2 from user_tables where table_name='TEST'; -- No difference in blocks usage

Ever Used Never Used Total rows
---------- ---------- ----------
49 6 916

PL/SQL procedure successfully completed.

Even though you deleted almost half the rows, the above shows that table HWM is up to 49 blocks, and to perform any FTS, Oracle will go up to 49 blocks to search the data.
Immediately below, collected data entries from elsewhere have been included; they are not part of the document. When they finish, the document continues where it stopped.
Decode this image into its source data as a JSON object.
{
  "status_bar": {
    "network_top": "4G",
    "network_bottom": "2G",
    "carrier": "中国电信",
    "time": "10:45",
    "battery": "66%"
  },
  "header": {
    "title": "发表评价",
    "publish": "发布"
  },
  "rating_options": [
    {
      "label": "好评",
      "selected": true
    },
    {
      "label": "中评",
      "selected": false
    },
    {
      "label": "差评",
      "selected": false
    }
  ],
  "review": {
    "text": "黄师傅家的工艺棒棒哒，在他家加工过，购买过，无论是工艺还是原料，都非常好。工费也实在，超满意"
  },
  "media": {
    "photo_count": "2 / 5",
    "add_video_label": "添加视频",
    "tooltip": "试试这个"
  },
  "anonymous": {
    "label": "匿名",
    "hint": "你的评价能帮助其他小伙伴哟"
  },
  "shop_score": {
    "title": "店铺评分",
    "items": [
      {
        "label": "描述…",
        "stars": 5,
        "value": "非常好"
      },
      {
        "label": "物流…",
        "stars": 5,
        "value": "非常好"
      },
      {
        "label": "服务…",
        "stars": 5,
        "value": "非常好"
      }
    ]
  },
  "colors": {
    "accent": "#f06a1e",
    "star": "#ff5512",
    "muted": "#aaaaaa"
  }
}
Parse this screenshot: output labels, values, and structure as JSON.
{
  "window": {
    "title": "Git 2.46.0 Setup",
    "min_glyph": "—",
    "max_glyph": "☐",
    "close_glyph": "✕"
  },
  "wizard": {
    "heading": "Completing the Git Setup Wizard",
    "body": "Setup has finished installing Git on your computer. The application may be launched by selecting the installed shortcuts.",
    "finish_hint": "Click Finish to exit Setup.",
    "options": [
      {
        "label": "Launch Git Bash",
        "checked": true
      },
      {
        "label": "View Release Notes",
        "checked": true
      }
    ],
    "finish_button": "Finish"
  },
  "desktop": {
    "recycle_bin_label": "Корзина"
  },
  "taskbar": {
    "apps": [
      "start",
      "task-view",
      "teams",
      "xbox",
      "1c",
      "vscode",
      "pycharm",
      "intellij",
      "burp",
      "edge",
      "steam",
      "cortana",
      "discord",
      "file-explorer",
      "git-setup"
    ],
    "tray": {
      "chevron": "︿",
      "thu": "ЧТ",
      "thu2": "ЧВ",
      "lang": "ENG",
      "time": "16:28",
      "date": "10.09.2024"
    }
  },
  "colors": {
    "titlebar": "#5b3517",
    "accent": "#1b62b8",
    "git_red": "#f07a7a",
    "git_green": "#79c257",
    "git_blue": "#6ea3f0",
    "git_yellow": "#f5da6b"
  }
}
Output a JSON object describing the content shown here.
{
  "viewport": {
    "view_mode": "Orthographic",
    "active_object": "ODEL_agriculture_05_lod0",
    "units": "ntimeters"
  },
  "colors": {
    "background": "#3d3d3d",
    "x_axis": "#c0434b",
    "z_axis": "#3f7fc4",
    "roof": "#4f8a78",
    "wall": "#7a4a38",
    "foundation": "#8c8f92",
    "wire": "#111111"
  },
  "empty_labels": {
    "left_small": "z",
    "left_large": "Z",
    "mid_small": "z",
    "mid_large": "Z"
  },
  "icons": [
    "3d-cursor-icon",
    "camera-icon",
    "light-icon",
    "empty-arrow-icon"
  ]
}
If your application is so-written that there are many FTS on this table, you may consider, reorganizing this table.


Reasons to reorganization

a) Slower response time (from that table)
b) High number of chained (actually migrated) rows.
c) Table has grown many folds and the old space is not getting reused.

Note: Index based queries may not get that much benefited by reorg as compared to queries which does Full table scan.

How to reorganize?

Before Oracle 10g, there were mainly 2 ways to do the reorganization of the table
a) Export, drop, and import.
b) Alter table move (to another tablespace, or same tablespace).

Oracle 10g provides us a new way of reorganizing the data.

Shrink command: This command is only applicable for tables which are tablespace with auto segment space management.

Before using this command, you should have row movement enabled.

SQL> alter table test enable row movement;

Table altered.

There are 2 ways of using this command.

1. Break in two parts: In first part rearrange rows and in second part reset the HWM.

Part 1: Rearrange (All DML's can happen during this time)

SQL> alter table test shrink space compact;

Table altered.

Part 2: Reset HWM (No DML can happen. but this is fairly quick, infact goes unnoticed.)

SQL> alter table sa shrink space;

Table altered.

2. Do it in one go:

SQL> alter table sa shrink space; (Both rearrange and restting HWM happens in one statement)

Table altered.

Few advantages over the conventional methods

1. Unlike "alter table move ..", indexes are not in UNUSABLE state. After shrink command, indexes are updated also.

2. Its an online operation, So you dont need downtime to do this reorg.

3. It doesnot require any extra space for the process to complete.


Conclusion

Its a new 10g feature to shrink (reorg) the tables (almost) online which can be used with automatic segment space management.